A. C. et M. S.: Des infirmières locales nous aidaient à communiquer et nous avons appris les bases du créole local. Au début, la combinaison intégrale était un obstacle. D’une part, elle met un frein à une communication humaine et spontanée. D’autre part, quand on n’a pas l’habitude, il est difficile d’être à l’aise dans cette tenue. Mais je crois que nous avons réussi à dépasser cette barrière initiale. Une tente était équipée d’un couloir vitré, qui permet de communiquer avec notre visage à découvert. Nous pouvions aussi voir certains patients à l’extérieur en gardant une distance de deux mètres.

Quelles précautions prenez-vous depuis votre retour?
M. S.: On vit normalement, si ce n’est qu’on prend notre température deux fois par jour et qu’on surveille nos symptômes. Nous reprenons notre travail progressivement. J’ai vu mon premier patient mercredi, deux semaines et demie après mon retour.

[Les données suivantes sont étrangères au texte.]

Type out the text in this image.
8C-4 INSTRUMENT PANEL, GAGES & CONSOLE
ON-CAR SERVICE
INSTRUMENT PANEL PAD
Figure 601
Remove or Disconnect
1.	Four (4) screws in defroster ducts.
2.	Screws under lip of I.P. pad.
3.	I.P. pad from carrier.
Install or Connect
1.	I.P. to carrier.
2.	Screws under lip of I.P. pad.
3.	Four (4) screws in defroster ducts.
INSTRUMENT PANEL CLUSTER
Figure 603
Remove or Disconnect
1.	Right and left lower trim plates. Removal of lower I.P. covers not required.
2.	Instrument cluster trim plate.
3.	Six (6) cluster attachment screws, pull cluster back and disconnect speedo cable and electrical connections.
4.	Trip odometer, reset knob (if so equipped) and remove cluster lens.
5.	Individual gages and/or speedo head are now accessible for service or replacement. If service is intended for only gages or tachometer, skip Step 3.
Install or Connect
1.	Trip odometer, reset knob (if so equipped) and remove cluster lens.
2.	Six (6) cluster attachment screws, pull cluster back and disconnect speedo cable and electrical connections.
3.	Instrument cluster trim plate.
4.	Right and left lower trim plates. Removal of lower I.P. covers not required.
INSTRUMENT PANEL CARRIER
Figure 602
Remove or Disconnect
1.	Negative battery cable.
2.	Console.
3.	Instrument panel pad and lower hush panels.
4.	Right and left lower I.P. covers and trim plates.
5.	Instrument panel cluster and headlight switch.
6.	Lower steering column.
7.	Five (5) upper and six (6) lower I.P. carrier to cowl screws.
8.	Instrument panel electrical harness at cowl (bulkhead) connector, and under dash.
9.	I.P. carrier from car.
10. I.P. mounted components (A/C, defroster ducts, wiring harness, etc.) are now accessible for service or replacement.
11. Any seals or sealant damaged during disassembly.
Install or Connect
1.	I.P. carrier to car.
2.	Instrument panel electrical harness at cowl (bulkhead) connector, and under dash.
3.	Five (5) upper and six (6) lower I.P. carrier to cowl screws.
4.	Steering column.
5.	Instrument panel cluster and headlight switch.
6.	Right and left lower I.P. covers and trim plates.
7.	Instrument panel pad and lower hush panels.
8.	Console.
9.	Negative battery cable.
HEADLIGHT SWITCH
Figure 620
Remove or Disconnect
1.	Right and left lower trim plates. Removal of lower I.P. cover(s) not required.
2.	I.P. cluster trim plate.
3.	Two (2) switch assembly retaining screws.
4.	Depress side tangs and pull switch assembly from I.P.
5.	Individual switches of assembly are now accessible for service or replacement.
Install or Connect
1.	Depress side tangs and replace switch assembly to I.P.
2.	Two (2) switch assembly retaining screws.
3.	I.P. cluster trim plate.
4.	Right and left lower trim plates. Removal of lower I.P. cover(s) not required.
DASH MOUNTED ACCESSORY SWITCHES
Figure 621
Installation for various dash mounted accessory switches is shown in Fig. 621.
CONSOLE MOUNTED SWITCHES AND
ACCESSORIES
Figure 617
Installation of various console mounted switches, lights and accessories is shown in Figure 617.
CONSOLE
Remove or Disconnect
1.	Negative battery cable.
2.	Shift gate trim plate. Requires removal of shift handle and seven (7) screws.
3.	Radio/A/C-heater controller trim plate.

A. C.: On se protège aussi de la grippe épidémique environnante: ses symptômes pourraient être confondus avec ceux de l’Ebola. A Genève, nous sommes surveillés et non mis en quarantaine, comme dans d’autres cantons (ndlr: en décembre, un médecin vaudois a été isolé vingt-et-un jours). C’est quelque chose que nous apprécions. Mais nous sommes suivis et nous nous surveillons pour ne pas être un danger pour la communauté. Je limite les contacts avec les malades, mais je vis ma vie à l’hôpital normalement. Cela consiste surtout à faire avancer des travaux de recherche et à organiser la gestion de notre équipe après une longue absence. Quelques patients que nous connaissons bien ont accepté des consultations dans ce contexte.